I presume you mean this one:

http://www.gunsinternational.com/guns-fo...un_id=100650513

This one might not be as simple as popping the barrels off, and looking at the grade stamps.

To begin with, notice the name "Darne" on the opening lever. It is done in plain, block letters, not the more stylized name that came around 1910 or so, and that is a big hint we are looking at a really old gun. As are the remaining bone pack case colors on the sliding breech. Around 1946, cyanide case colors became typical, but only on the R10, until the R10 itself was discontinued, not long after some changes to French proof laws, around 1964. The breech itself has nuances of styling that are more in line with an 1894 patent Darne R, rather than the 1909 model that moved the safety lever to the breech block itself, and off the water table. As noted above, it is an R, the later patent gun, still produced today.

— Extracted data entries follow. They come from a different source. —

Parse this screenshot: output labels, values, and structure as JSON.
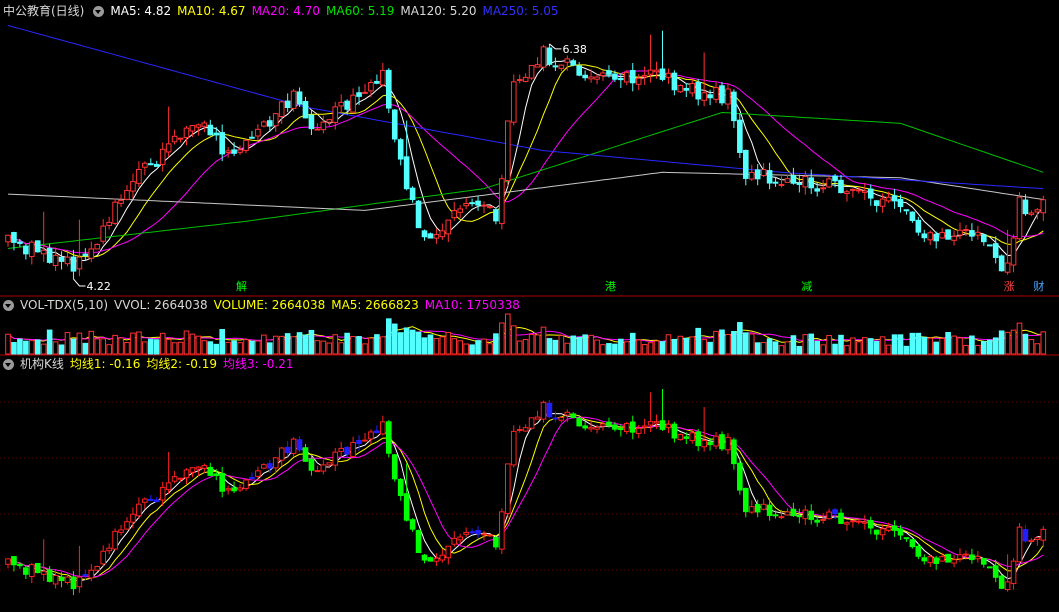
{
  "panels": {
    "price": {
      "title": "中公教育(日线)",
      "ma": [
        {
          "label": "MA5: 4.82",
          "color": "#ffffff"
        },
        {
          "label": "MA10: 4.67",
          "color": "#ffff00"
        },
        {
          "label": "MA20: 4.70",
          "color": "#ff00ff"
        },
        {
          "label": "MA60: 5.19",
          "color": "#00e000"
        },
        {
          "label": "MA120: 5.20",
          "color": "#d8d8d8"
        },
        {
          "label": "MA250: 5.05",
          "color": "#3030ff"
        }
      ],
      "high_label": "6.38",
      "low_label": "4.22"
    },
    "volume": {
      "items": [
        {
          "label": "VOL-TDX(5,10)",
          "color": "#d8d8d8"
        },
        {
          "label": "VVOL: 2664038",
          "color": "#d8d8d8"
        },
        {
          "label": "VOLUME: 2664038",
          "color": "#ffff00"
        },
        {
          "label": "MA5: 2666823",
          "color": "#ffff00"
        },
        {
          "label": "MA10: 1750338",
          "color": "#ff00ff"
        }
      ]
    },
    "inst": {
      "items": [
        {
          "label": "机构K线",
          "color": "#d8d8d8"
        },
        {
          "label": "均线1: -0.16",
          "color": "#ffff00"
        },
        {
          "label": "均线2: -0.19",
          "color": "#ffff00"
        },
        {
          "label": "均线3: -0.21",
          "color": "#ff00ff"
        }
      ]
    }
  },
  "events": [
    {
      "label": "解",
      "color": "#00ff00"
    },
    {
      "label": "港",
      "color": "#00ff00"
    },
    {
      "label": "减",
      "color": "#00ff00"
    },
    {
      "label": "涨",
      "color": "#ff4040"
    },
    {
      "label": "财",
      "color": "#4da6ff"
    }
  ],
  "colors": {
    "up": "#ff3232",
    "down": "#54ffff",
    "inst_up": "#ff2020",
    "inst_down": "#00ff00",
    "inst_blue": "#2020ff",
    "grid": "#8b0000"
  },
  "chart_data": {
    "type": "candlestick",
    "count": 175,
    "key_points": [
      {
        "day": 0,
        "close": 4.55
      },
      {
        "day": 12,
        "close": 4.35
      },
      {
        "day": 20,
        "close": 5.05
      },
      {
        "day": 32,
        "close": 5.7
      },
      {
        "day": 38,
        "close": 5.3
      },
      {
        "day": 48,
        "close": 5.9
      },
      {
        "day": 52,
        "close": 5.6
      },
      {
        "day": 58,
        "close": 5.85
      },
      {
        "day": 63,
        "close": 6.1
      },
      {
        "day": 66,
        "close": 5.25
      },
      {
        "day": 70,
        "close": 4.55
      },
      {
        "day": 78,
        "close": 4.9
      },
      {
        "day": 82,
        "close": 4.8
      },
      {
        "day": 85,
        "close": 6.0
      },
      {
        "day": 90,
        "close": 6.3
      },
      {
        "day": 96,
        "close": 6.1
      },
      {
        "day": 102,
        "close": 6.05
      },
      {
        "day": 108,
        "close": 6.15
      },
      {
        "day": 114,
        "close": 5.95
      },
      {
        "day": 121,
        "close": 5.9
      },
      {
        "day": 124,
        "close": 5.2
      },
      {
        "day": 132,
        "close": 5.1
      },
      {
        "day": 140,
        "close": 5.05
      },
      {
        "day": 148,
        "close": 4.9
      },
      {
        "day": 156,
        "close": 4.6
      },
      {
        "day": 161,
        "close": 4.75
      },
      {
        "day": 168,
        "close": 4.3
      },
      {
        "day": 170,
        "close": 4.9
      },
      {
        "day": 172,
        "close": 4.75
      },
      {
        "day": 174,
        "close": 5.0
      }
    ],
    "ma250_x": [
      0,
      50,
      90,
      130,
      174
    ],
    "ma250_y": [
      6.55,
      5.8,
      5.4,
      5.2,
      5.05
    ],
    "ma120_x": [
      0,
      60,
      110,
      150,
      174
    ],
    "ma120_y": [
      5.0,
      4.85,
      5.2,
      5.15,
      4.95
    ],
    "ma60_x": [
      0,
      40,
      80,
      120,
      150,
      174
    ],
    "ma60_y": [
      4.5,
      4.75,
      5.05,
      5.75,
      5.65,
      5.2
    ],
    "price_range": [
      4.1,
      6.6
    ],
    "high": {
      "day": 91,
      "value": 6.38
    },
    "low": {
      "day": 11,
      "value": 4.22
    },
    "event_days": [
      39,
      101,
      134,
      168,
      173
    ]
  }
}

The monobloc barrels are another sign of a graded gun. People could and did spec monobloc barrels on lower grade guns, like a Halifax, but, it did not happen often.

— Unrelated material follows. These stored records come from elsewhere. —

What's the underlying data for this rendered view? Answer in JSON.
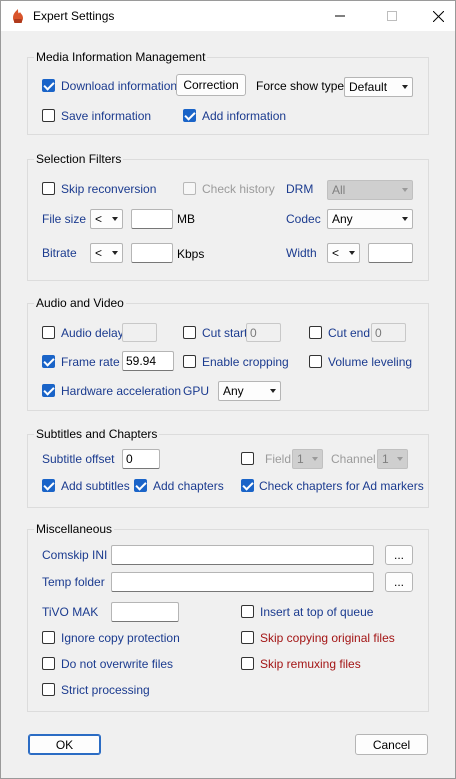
{
  "window": {
    "title": "Expert Settings"
  },
  "media": {
    "title": "Media Information Management",
    "download_info": {
      "label": "Download information",
      "checked": true
    },
    "correction_button": "Correction",
    "force_show_type_label": "Force show type",
    "force_show_type_value": "Default",
    "save_info": {
      "label": "Save information",
      "checked": false
    },
    "add_info": {
      "label": "Add information",
      "checked": true
    }
  },
  "selection": {
    "title": "Selection Filters",
    "skip_reconversion": {
      "label": "Skip reconversion",
      "checked": false
    },
    "check_history": {
      "label": "Check history",
      "checked": false,
      "disabled": true
    },
    "drm_label": "DRM",
    "drm_value": "All",
    "file_size_label": "File size",
    "file_size_op": "<",
    "file_size_value": "",
    "file_size_unit": "MB",
    "codec_label": "Codec",
    "codec_value": "Any",
    "bitrate_label": "Bitrate",
    "bitrate_op": "<",
    "bitrate_value": "",
    "bitrate_unit": "Kbps",
    "width_label": "Width",
    "width_op": "<",
    "width_value": ""
  },
  "av": {
    "title": "Audio and Video",
    "audio_delay": {
      "label": "Audio delay",
      "checked": false,
      "value": ""
    },
    "cut_start": {
      "label": "Cut start",
      "checked": false,
      "value": "0"
    },
    "cut_end": {
      "label": "Cut end",
      "checked": false,
      "value": "0"
    },
    "frame_rate": {
      "label": "Frame rate",
      "checked": true,
      "value": "59.94"
    },
    "enable_cropping": {
      "label": "Enable cropping",
      "checked": false
    },
    "volume_leveling": {
      "label": "Volume leveling",
      "checked": false
    },
    "hw_accel": {
      "label": "Hardware acceleration",
      "checked": true
    },
    "gpu_label": "GPU",
    "gpu_value": "Any"
  },
  "subs": {
    "title": "Subtitles and Chapters",
    "subtitle_offset_label": "Subtitle offset",
    "subtitle_offset_value": "0",
    "field": {
      "checked": false,
      "label": "Field",
      "value": "1"
    },
    "channel_label": "Channel",
    "channel_value": "1",
    "add_subtitles": {
      "label": "Add subtitles",
      "checked": true
    },
    "add_chapters": {
      "label": "Add chapters",
      "checked": true
    },
    "check_chapters_ads": {
      "label": "Check chapters for Ad markers",
      "checked": true
    }
  },
  "misc": {
    "title": "Miscellaneous",
    "comskip_label": "Comskip INI",
    "comskip_value": "",
    "browse_label": "...",
    "temp_folder_label": "Temp folder",
    "temp_folder_value": "",
    "tivo_mak_label": "TiVO MAK",
    "tivo_mak_value": "",
    "insert_top": {
      "label": "Insert at top of queue",
      "checked": false
    },
    "ignore_copy": {
      "label": "Ignore copy protection",
      "checked": false
    },
    "skip_copy_orig": {
      "label": "Skip copying original files",
      "checked": false
    },
    "no_overwrite": {
      "label": "Do not overwrite files",
      "checked": false
    },
    "skip_remux": {
      "label": "Skip remuxing files",
      "checked": false
    },
    "strict": {
      "label": "Strict processing",
      "checked": false
    }
  },
  "footer": {
    "ok_label": "OK",
    "cancel_label": "Cancel"
  },
  "colors": {
    "accent": "#1a64c8",
    "blue_label": "#1b3b8f",
    "red_label": "#a31515"
  },
  "icons": {
    "app": "app-flame-icon",
    "minimize": "minimize-icon",
    "maximize": "maximize-icon",
    "close": "close-icon"
  }
}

Before Darne started putting round grade stamps in the flats of the barrels with a tiny "Darne" name in them to identify grade of gun, they used little stars. The quality of a gun that had one or two stars, denoting R11 or R12 grade, respectively, would not necessarily match the quality of a later R11 or R12 gun with the usual Darne in circle marks.

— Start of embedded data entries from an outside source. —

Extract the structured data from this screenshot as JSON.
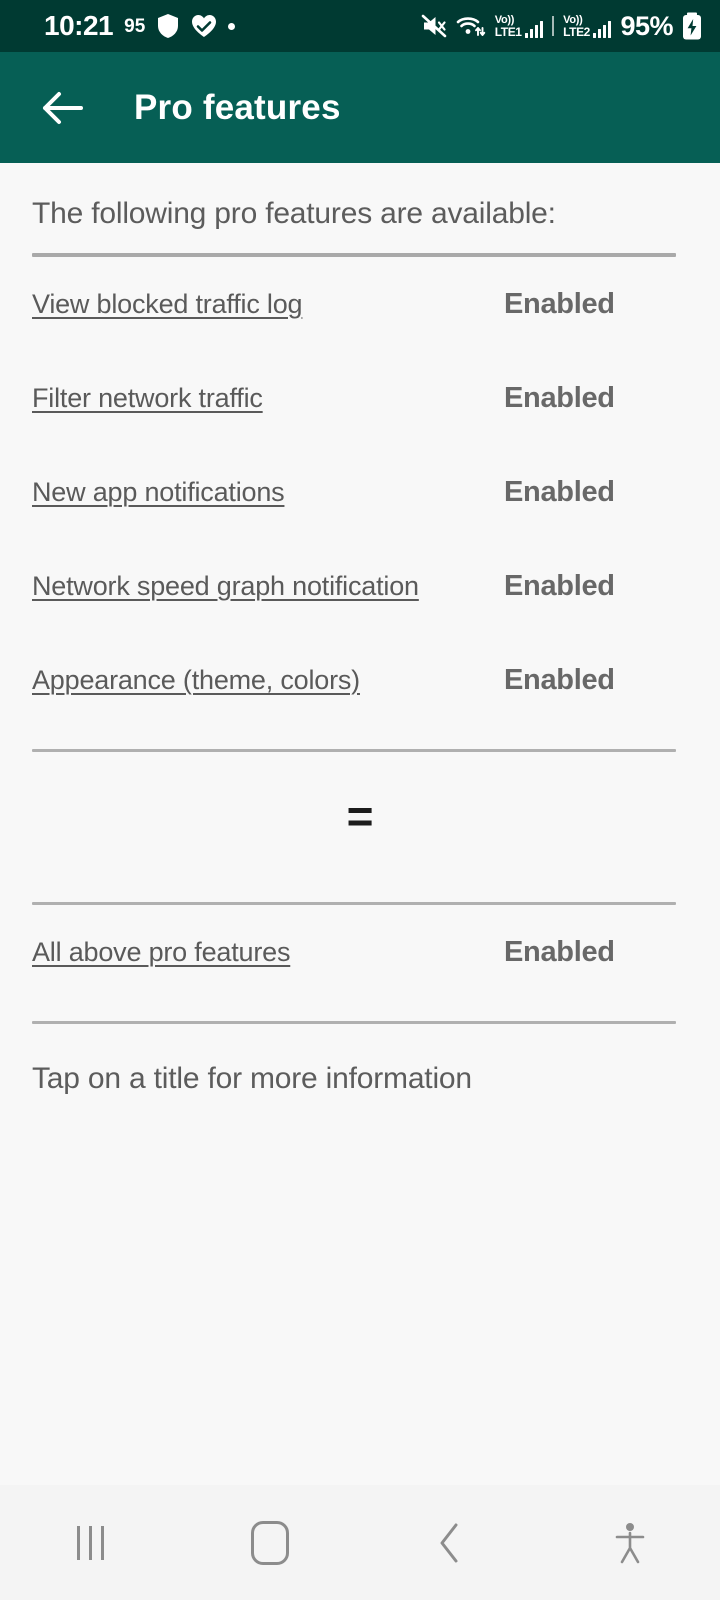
{
  "status_bar": {
    "time": "10:21",
    "badge_count": "95",
    "battery_percent": "95%",
    "left_icons": [
      "shield-icon",
      "heart-health-icon",
      "dot-indicator-icon"
    ],
    "right_icons": [
      "mute-icon",
      "wifi-icon",
      "volte1-signal-icon",
      "volte2-signal-icon",
      "battery-charging-icon"
    ],
    "volte1_label_top": "Vo))",
    "volte1_label_bottom": "LTE1",
    "volte2_label_top": "Vo))",
    "volte2_label_bottom": "LTE2",
    "background_color": "#003a32"
  },
  "app_bar": {
    "back_icon": "arrow-left-icon",
    "title": "Pro features",
    "background_color": "#065f55",
    "text_color": "#ffffff"
  },
  "content": {
    "intro_text": "The following pro features are available:",
    "features": [
      {
        "label": "View blocked traffic log",
        "status": "Enabled"
      },
      {
        "label": "Filter network traffic",
        "status": "Enabled"
      },
      {
        "label": "New app notifications",
        "status": "Enabled"
      },
      {
        "label": "Network speed graph notification",
        "status": "Enabled"
      },
      {
        "label": "Appearance (theme, colors)",
        "status": "Enabled"
      }
    ],
    "equals_symbol": "=",
    "bundle": {
      "label": "All above pro features",
      "status": "Enabled"
    },
    "footnote": "Tap on a title for more information",
    "link_color": "#5a5a5a",
    "status_color": "#686868",
    "divider_color": "#a9a9a9",
    "background_color": "#f8f8f8"
  },
  "nav_bar": {
    "buttons": [
      {
        "name": "recents-button",
        "icon": "recents-icon"
      },
      {
        "name": "home-button",
        "icon": "home-icon"
      },
      {
        "name": "back-button",
        "icon": "chevron-left-icon"
      },
      {
        "name": "accessibility-button",
        "icon": "accessibility-icon"
      }
    ],
    "icon_color": "#8c8c8c",
    "background_color": "#f4f4f4"
  }
}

They were usually much, much, better. An R11 Darne was a high grade gun, circa 1908 or so, and the model A or model C guns were the lower grade guns in the lineup. Neither the model A nor the model C were sliding breech guns. Notice the screws for the ejectors are timed perfectly, on both sides? This went away in later years, as the factory tried to ramp up and cut production costs, and then came back in the Bruchet era.

I'll confess that I haven't seen the barrel flats, but, if it has the little stars instead of typical Darne quality stamps, I'd speculate an early model R12 produced in the first decade of the last century.

The dimensions and barrel length show that the company didn't build them all with short and lots of drop stocks. This looks to be a decent, usable gun, even if it is quite old. If the scale at G & H is accurate (makes me wonder when they advertise a Darne model R sliding breech as a "boxlock") that practically screams heavy weight barrels, a desirable option from that era.

I'd be very curious as to condition of the bores in a gun this old. Many are heavily pitted. It could also have been proofed with powder S instead of powder T, as both powders were offered for proof after powder T was introduced in 1900. If the gun is still in proof, loading it is a non issue, for the most part.


I would love to see this one up close, and take a few pictures and notes.